Since the spark produced by the classic spark plug does not always ensure a complete and efficient combustion, various other types of spark plugs have been proposed for internal combustion engines (ICE). Among these different technical solutions have been found to be effective: pulsed LASER ignition, [1], system with multi ignition points, [2], electrical Corona or GlidArc discharges, [3], [4], multi - electrodes plug, developed by Bosch, [5], pulse jet combustor etc. We propose an ignition system with a double spark, achieved by placing between the high voltage electrode and the ground one, of a third unpowered electrode, having floating potential, with the shape of a washer. The validation of this type of plug by the chemical results corresponding to a better combustion, involves optimizing its construction in terms of breakdown of the double spark, using the optimal positioning of the auxiliary electrode. In order to achieve the optimization the equivalent electric capacity of the double spark plug is calculated, before the spark ignition.
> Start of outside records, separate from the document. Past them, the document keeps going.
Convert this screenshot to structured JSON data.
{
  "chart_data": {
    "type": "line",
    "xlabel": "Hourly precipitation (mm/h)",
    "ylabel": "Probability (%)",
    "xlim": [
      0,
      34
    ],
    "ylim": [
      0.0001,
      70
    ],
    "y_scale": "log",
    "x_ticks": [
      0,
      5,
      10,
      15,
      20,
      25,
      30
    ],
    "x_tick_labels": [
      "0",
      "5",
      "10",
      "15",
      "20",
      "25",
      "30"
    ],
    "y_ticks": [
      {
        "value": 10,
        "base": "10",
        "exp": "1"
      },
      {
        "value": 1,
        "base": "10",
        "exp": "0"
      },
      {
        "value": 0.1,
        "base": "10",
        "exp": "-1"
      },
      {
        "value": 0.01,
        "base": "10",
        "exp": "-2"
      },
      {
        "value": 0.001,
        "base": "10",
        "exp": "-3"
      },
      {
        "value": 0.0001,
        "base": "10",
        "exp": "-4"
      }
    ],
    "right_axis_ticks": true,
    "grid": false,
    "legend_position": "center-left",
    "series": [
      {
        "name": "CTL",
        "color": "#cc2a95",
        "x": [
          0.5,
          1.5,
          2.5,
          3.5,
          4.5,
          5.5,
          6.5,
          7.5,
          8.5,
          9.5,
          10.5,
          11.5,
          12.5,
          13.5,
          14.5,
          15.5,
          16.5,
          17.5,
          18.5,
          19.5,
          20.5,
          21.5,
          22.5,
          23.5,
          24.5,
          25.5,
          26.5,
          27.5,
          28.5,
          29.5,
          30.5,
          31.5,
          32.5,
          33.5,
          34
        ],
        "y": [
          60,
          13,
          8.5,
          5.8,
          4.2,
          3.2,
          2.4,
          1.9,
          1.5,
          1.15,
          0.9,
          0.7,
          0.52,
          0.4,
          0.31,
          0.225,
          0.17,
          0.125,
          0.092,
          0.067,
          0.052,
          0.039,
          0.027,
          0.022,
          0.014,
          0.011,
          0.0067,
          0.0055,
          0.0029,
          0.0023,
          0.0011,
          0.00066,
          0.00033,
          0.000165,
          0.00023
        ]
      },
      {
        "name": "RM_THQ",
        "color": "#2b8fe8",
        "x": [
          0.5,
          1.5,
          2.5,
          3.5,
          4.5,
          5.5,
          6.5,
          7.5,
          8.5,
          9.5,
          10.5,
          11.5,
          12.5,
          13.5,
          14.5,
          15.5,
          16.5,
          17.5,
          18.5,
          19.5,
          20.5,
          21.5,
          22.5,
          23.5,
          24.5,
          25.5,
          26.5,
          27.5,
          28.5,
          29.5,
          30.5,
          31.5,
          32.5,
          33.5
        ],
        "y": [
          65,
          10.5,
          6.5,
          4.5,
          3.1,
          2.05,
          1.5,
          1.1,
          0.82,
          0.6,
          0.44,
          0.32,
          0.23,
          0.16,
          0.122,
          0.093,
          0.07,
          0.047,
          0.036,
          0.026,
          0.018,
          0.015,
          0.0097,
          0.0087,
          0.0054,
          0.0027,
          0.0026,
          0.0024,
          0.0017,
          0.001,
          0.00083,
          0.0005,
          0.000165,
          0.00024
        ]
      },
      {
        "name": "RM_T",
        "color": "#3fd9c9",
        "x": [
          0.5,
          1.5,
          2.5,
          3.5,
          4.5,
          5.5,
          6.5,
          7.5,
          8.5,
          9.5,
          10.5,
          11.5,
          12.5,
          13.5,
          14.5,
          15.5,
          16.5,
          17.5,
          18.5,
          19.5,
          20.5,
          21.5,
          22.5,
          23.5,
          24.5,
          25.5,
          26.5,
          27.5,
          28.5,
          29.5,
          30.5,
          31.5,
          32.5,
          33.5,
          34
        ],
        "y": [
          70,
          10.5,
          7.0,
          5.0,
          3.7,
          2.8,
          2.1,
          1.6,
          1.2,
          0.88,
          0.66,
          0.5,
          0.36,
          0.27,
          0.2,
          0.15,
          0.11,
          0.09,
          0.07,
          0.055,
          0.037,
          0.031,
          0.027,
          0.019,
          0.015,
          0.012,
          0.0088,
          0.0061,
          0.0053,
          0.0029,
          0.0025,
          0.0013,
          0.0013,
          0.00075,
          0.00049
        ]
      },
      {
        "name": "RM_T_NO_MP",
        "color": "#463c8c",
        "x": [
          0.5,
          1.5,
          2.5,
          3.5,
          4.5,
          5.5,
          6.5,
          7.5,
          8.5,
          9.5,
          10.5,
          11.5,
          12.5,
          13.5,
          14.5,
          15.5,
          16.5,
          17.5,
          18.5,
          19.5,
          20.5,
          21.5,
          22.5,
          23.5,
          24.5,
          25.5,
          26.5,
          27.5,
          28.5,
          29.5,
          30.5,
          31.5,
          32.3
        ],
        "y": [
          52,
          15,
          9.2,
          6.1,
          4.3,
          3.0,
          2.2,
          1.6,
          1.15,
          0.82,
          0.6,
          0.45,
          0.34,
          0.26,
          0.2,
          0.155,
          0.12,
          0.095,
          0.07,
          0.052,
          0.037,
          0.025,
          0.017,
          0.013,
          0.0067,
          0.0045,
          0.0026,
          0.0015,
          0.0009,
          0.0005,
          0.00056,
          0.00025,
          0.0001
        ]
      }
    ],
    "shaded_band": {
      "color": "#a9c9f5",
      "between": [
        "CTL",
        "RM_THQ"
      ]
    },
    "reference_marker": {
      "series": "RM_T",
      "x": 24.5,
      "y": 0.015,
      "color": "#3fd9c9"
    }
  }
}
The parametric value of the capacity is introduced into an electrical schema similar to the classic spark ignition model. The schema has been simulated by using MULTISIM software, [6]. The simulated voltage characteristic was compared to the real voltage waveform. The perturbation values associated with working of the double spark plug in air were checked by measuring electromagnetic radiation perturbations near the ignition system with a spectrum analyzer. In the case of the double spark ignition into a combustion chamber, at different high pressure values, electromagnetic radiation perturbation is very low, so the described method could not be used for optimization of double spark construction. For this reason, all the experimental analyses such the voltage and electromagnetic radiation perturbation measurements have been realized for the discharge produced in air, at atmospheric pressure and humidity.